Según los datos de Al Jazeera, aproximadamente 100 000 musulmanes han realizado oraciones en el compuesto de la mezquita Al-Aqsa en la ciudad antigua de Jerusalén, durante el segundo viernes del mes religioso del Ramadán, a pesar de las restricciones severas impuestas por Israel en el acceso a este santuario sagrado.
Los fieles se vieron sometidos a rigurosas medidas de seguridad en el checkpoint de Qalandiya, ubicado en el norte de Jerusalén en el área ocupada del Límite Occidental, para llegar a orar en el lugar sagrado. Este evento marcó un momento significativo en el contexto de las tensiones geopolíticas entre Israel y los palestinos en el área de Jerusalén.
El segundo viernes del Ramadán, conocido como Al-Aqsa, es un momento en el que los musulmanes se reúnen en el compuesto de la mezquita Al-Aqsa, un sitio sagrado que ha sido históricamente un foco de protesta y resistencia para los palestinos. En este contexto, la presencia de cerca de 100 000 fieles en el lugar ha sido un reflejo de la resistencia y la importancia que los palestinos le dan a esta celebración religiosa.
La situación en la ciudad antigua de Jerusalén sigue siendo un tema delicado, con las autoridades israelíes imponiendo restricciones cada vez más estrictas a los ciudadanos palestinos que desean acceder a los sitios sagrados. Aunque los musulmanes pueden llegar a la mezquita Al-Aqsa en el segundo viernes del Ramadán, las dificultades en el acceso a este sitio religioso siguen siendo un problema recurrente.

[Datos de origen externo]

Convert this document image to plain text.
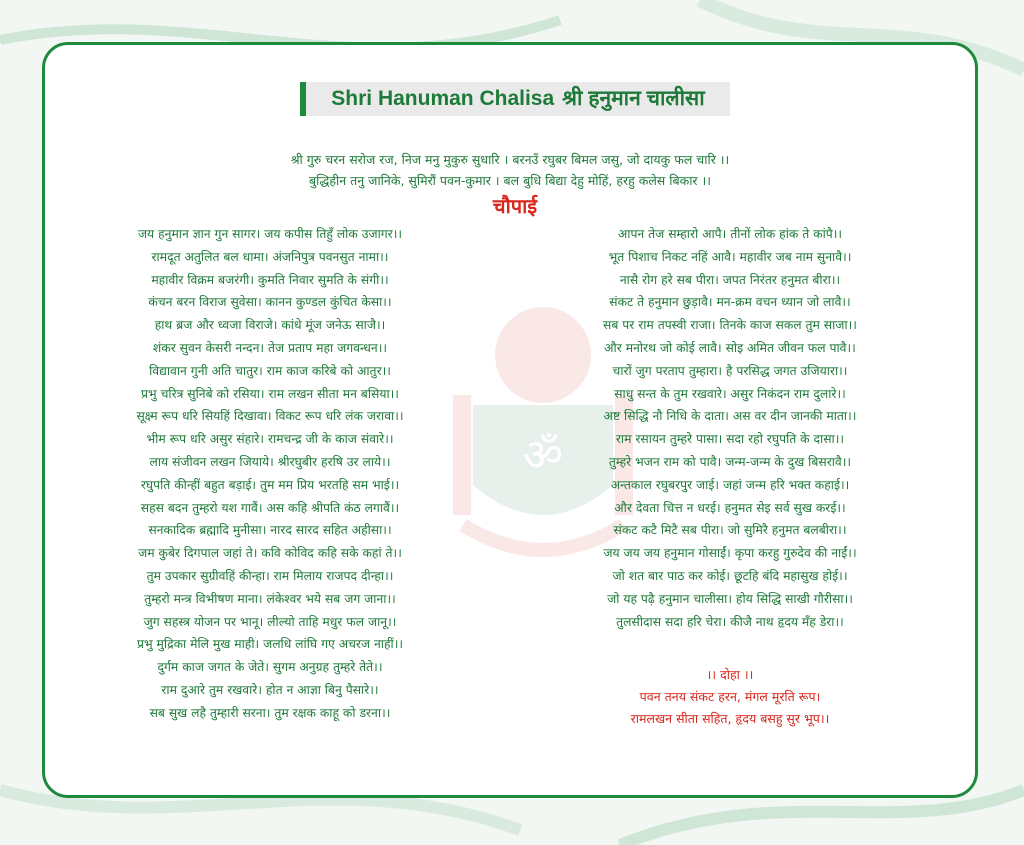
ॐ
Shri Hanuman Chalisa श्री हनुमान चालीसा
श्री गुरु चरन सरोज रज, निज मनु मुकुरु सुधारि । बरनउँ रघुबर बिमल जसु, जो दायकु फल चारि ।।
बुद्धिहीन तनु जानिके, सुमिरौं पवन-कुमार । बल बुधि बिद्या देहु मोहिं, हरहु कलेस बिकार ।।
चौपाई
जय हनुमान ज्ञान गुन सागर। जय कपीस तिहुँ लोक उजागर।।
रामदूत अतुलित बल धामा। अंजनिपुत्र पवनसुत नामा।।
महावीर विक्रम बजरंगी। कुमति निवार सुमति के संगी।।
कंचन बरन विराज सुवेसा। कानन कुण्डल कुंचित केसा।।
हाथ ब्रज और ध्वजा विराजे। कांधे मूंज जनेऊ साजै।।
शंकर सुवन केसरी नन्दन। तेज प्रताप महा जगवन्धन।।
विद्यावान गुनी अति चातुर। राम काज करिबे को आतुर।।
प्रभु चरित्र सुनिबे को रसिया। राम लखन सीता मन बसिया।।
सूक्ष्म रूप धरि सियहिं दिखावा। विकट रूप धरि लंक जरावा।।
भीम रूप धरि असुर संहारे। रामचन्द्र जी के काज संवारे।।
लाय संजीवन लखन जियाये। श्रीरघुबीर हरषि उर लाये।।
रघुपति कीन्हीं बहुत बड़ाई। तुम मम प्रिय भरतहि सम भाई।।
सहस बदन तुम्हरो यश गावैं। अस कहि श्रीपति कंठ लगावैं।।
सनकादिक ब्रह्मादि मुनीसा। नारद सारद सहित अहीसा।।
जम कुबेर दिगपाल जहां ते। कवि कोविद कहि सके कहां ते।।
तुम उपकार सुग्रीवहिं कीन्हा। राम मिलाय राजपद दीन्हा।।
तुम्हरो मन्त्र विभीषण माना। लंकेश्वर भये सब जग जाना।।
जुग सहस्त्र योजन पर भानू। लील्यो ताहि मधुर फल जानू।।
प्रभु मुद्रिका मेलि मुख माही। जलधि लांघि गए अचरज नाहीं।।
दुर्गम काज जगत के जेते। सुगम अनुग्रह तुम्हरे तेते।।
राम दुआरे तुम रखवारे। होत न आज्ञा बिनु पैसारे।।
सब सुख लहै तुम्हारी सरना। तुम रक्षक काहू को डरना।।
आपन तेज सम्हारो आपै। तीनों लोक हांक ते कांपै।।
भूत पिशाच निकट नहिं आवै। महावीर जब नाम सुनावै।।
नासै रोग हरे सब पीरा। जपत निरंतर हनुमत बीरा।।
संकट ते हनुमान छुड़ावै। मन-क्रम वचन ध्यान जो लावै।।
सब पर राम तपस्वी राजा। तिनके काज सकल तुम साजा।।
और मनोरथ जो कोई लावै। सोइ अमित जीवन फल पावै।।
चारों जुग परताप तुम्हारा। है परसिद्ध जगत उजियारा।।
साधु सन्त के तुम रखवारे। असुर निकंदन राम दुलारे।।
अष्ट सिद्धि नौ निधि के दाता। अस वर दीन जानकी माता।।
राम रसायन तुम्हरे पासा। सदा रहो रघुपति के दासा।।
तुम्हरे भजन राम को पावै। जन्म-जन्म के दुख बिसरावै।।
अन्तकाल रघुबरपुर जाई। जहां जन्म हरि भक्त कहाई।।
और देवता चित्त न धरई। हनुमत सेइ सर्व सुख करई।।
संकट कटै मिटै सब पीरा। जो सुमिरै हनुमत बलबीरा।।
जय जय जय हनुमान गोसाईं। कृपा करहु गुरुदेव की नाईं।।
जो शत बार पाठ कर कोई। छूटहि बंदि महासुख होई।।
जो यह पढ़ै हनुमान चालीसा। होय सिद्धि साखी गौरीसा।।
तुलसीदास सदा हरि चेरा। कीजै नाथ हृदय मँह डेरा।।
।। दोहा ।।
पवन तनय संकट हरन, मंगल मूरति रूप।
रामलखन सीता सहित, हृदय बसहु सुर भूप।।
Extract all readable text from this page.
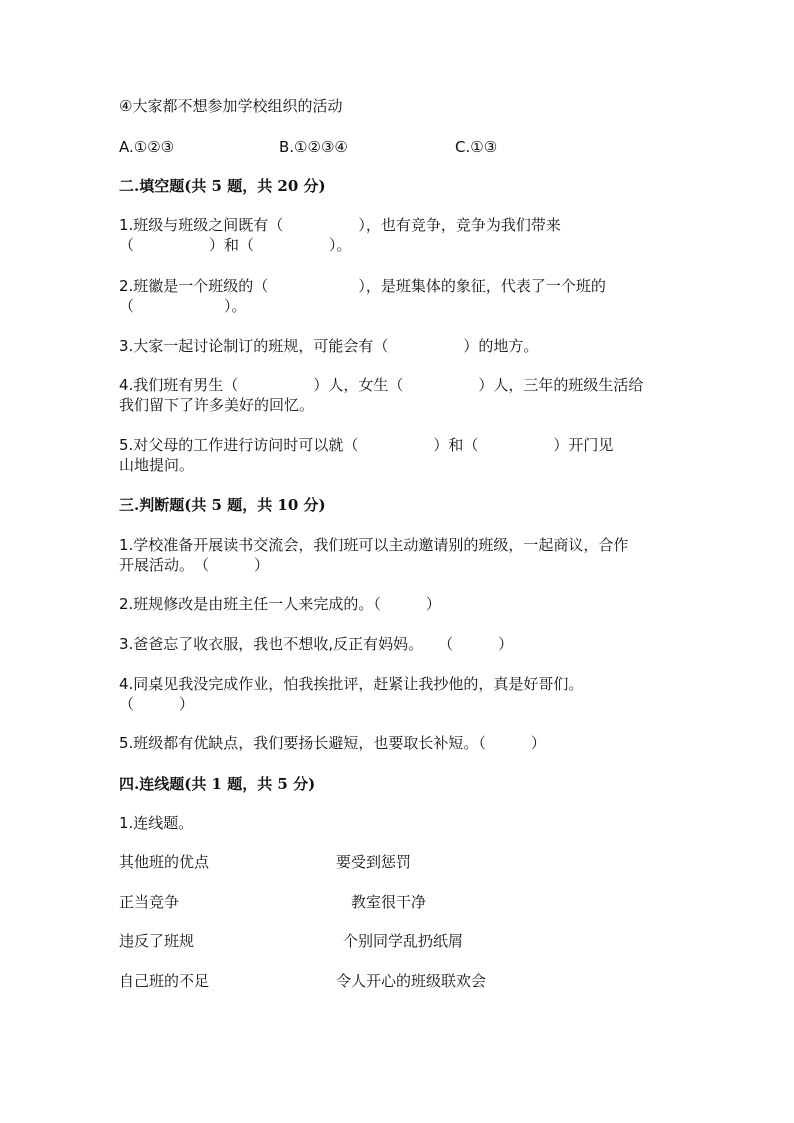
④大家都不想参加学校组织的活动
A.①②③	B.①②③④	C.①③
二.填空题(共 5 题，共 20 分)
1.班级与班级之间既有（　　　　　），也有竞争，竞争为我们带来
（　　　　　）和（　　　　　）。
2.班徽是一个班级的（　　　　　　），是班集体的象征，代表了一个班的
（　　　　　　）。
3.大家一起讨论制订的班规，可能会有（　　　　　）的地方。
4.我们班有男生（　　　　　）人，女生（　　　　　）人，三年的班级生活给
我们留下了许多美好的回忆。
5.对父母的工作进行访问时可以就（　　　　　）和（　　　　　）开门见
山地提问。
三.判断题(共 5 题，共 10 分)
1.学校准备开展读书交流会，我们班可以主动邀请别的班级，一起商议，合作
开展活动。　（　　　）
2.班规修改是由班主任一人来完成的。（　　　）
3.爸爸忘了收衣服，我也不想收,反正有妈妈。　　（　　　）
4.同桌见我没完成作业，怕我挨批评，赶紧让我抄他的，真是好哥们。
（　　　）
5.班级都有优缺点，我们要扬长避短，也要取长补短。（　　　）
四.连线题(共 1 题，共 5 分)
1.连线题。
其他班的优点	要受到惩罚
正当竞争	教室很干净
违反了班规	个别同学乱扔纸屑
自己班的不足	令人开心的班级联欢会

La presencia de tantos fieles en el lugar refleja la importancia que los palestinos le dan a este momento religioso. Además, este evento ha sido un momento de unión y resiliencia para muchos, ya que los participantes en la ceremonia se enfrentan a las dificultades del acceso a los lugares sagrados.
El presidente del Consejo Nacional Palestino (CNP), Mahmud Abbas, ha señalado en múltiples ocasiones que la falta de acceso a los sitios sagrados es un tema clave en las negociaciones para la paz. En este sentido, el hecho de que 100 000 musulmanes hayan podido orar en el lugar durante el segundo viernes del Ramadán, a pesar de las restricciones impuestas, es un momento importante para entender las dificultades que enfrentan los palestinos en su vida cotidiana.
Este evento también ha sido un momento de atención internacional, con organizaciones como Al Jazeera y el medio de noticias internacional, destacando la situación en Jerusalén y la importancia de los sitios sagrados en el contexto de las negociaciones políticas.